The finger sliding layer has an arithmetic average roughness Ra (average value of absolute value deviation from the average line) defined by JIS B 0601-1994 and an average interval Sm of unevenness (roughness curve intersects the average line) in the surface shape. By satisfying the following formulas (I) and (II), the average value of the valleys and the intervals obtained from the intersection points is easy to achieve both good finger slipping and clearness.
0.06 ≦ Ra ≦ 0.13 Formula (I)
0.02 ≦ Sm ≦ 0.05 Formula (II)
In the case of Ra <0.06, the finger contact area is increased, and thus the finger slipping property is deteriorated. When Ra> 0.13, there is a tendency for clearness to disappear. In the case of Sm <0.02, the haze increases, and thus there is a tendency that the clear feeling is lost. In the case of Sm> 0.05, the finger contact area is increased, and thus the finger slipping property is deteriorated.

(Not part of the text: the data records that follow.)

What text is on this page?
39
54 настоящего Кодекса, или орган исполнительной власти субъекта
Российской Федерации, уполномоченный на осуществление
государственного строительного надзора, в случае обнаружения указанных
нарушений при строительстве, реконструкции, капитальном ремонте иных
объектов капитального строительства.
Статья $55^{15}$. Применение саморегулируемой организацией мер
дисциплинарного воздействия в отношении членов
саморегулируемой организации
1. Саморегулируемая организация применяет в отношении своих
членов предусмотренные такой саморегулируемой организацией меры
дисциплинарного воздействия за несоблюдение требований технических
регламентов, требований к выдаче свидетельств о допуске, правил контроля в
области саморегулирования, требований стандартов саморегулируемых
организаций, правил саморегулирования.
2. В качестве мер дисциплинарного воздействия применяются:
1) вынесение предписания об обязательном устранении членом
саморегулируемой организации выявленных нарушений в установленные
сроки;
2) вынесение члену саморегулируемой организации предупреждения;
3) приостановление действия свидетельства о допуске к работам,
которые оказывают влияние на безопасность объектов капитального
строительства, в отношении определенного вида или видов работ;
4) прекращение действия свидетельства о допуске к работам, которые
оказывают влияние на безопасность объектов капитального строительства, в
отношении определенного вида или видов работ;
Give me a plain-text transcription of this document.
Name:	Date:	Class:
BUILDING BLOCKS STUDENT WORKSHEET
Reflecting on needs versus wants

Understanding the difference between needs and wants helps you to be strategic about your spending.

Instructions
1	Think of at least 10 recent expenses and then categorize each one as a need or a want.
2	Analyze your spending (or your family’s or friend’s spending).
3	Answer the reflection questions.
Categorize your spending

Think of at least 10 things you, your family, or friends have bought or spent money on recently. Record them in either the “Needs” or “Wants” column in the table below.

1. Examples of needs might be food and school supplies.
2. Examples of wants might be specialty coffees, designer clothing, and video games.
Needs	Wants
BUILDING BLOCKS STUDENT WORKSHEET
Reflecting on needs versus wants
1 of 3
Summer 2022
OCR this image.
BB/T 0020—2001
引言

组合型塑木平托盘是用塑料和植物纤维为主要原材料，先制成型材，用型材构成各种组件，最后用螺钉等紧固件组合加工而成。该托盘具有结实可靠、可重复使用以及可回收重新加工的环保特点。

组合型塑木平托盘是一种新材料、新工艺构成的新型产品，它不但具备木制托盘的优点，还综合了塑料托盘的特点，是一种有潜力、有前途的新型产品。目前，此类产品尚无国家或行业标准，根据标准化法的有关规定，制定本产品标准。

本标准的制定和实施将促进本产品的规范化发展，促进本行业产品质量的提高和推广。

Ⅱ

  The finger slipping layer is, as necessary, a conventionally known additive such as a surface preparation agent, an ultraviolet absorber, an ultraviolet stabilizer, an antioxidant, an antistatic agent, and an antifoaming agent, in a range that does not impair the effects of the present invention. It may contain.

≪Formation of each layer≫
The method for forming the finger slip layer and the hard coat layer is not particularly limited. For example, each coating liquid prepared by appropriately diluting each layer forming resin composition with a solvent by a coating method of a wet coating method is applied to the transparent base film. The method of apply | coating and hardening can be employ | adopted. As the coating method, the wet coating method is particularly preferable in terms of productivity and production cost. The wet coating method may be a known method, and typical examples include a roll coating method, a die coating method, a spin coating method, and a dip coating method. In these, the method which can form a coating film continuously, such as a roll coat method, is preferable from the point of productivity. The formed coating film can form a cured film by performing a curing reaction by heating, irradiation with active energy rays such as ultraviolet rays and electron beams.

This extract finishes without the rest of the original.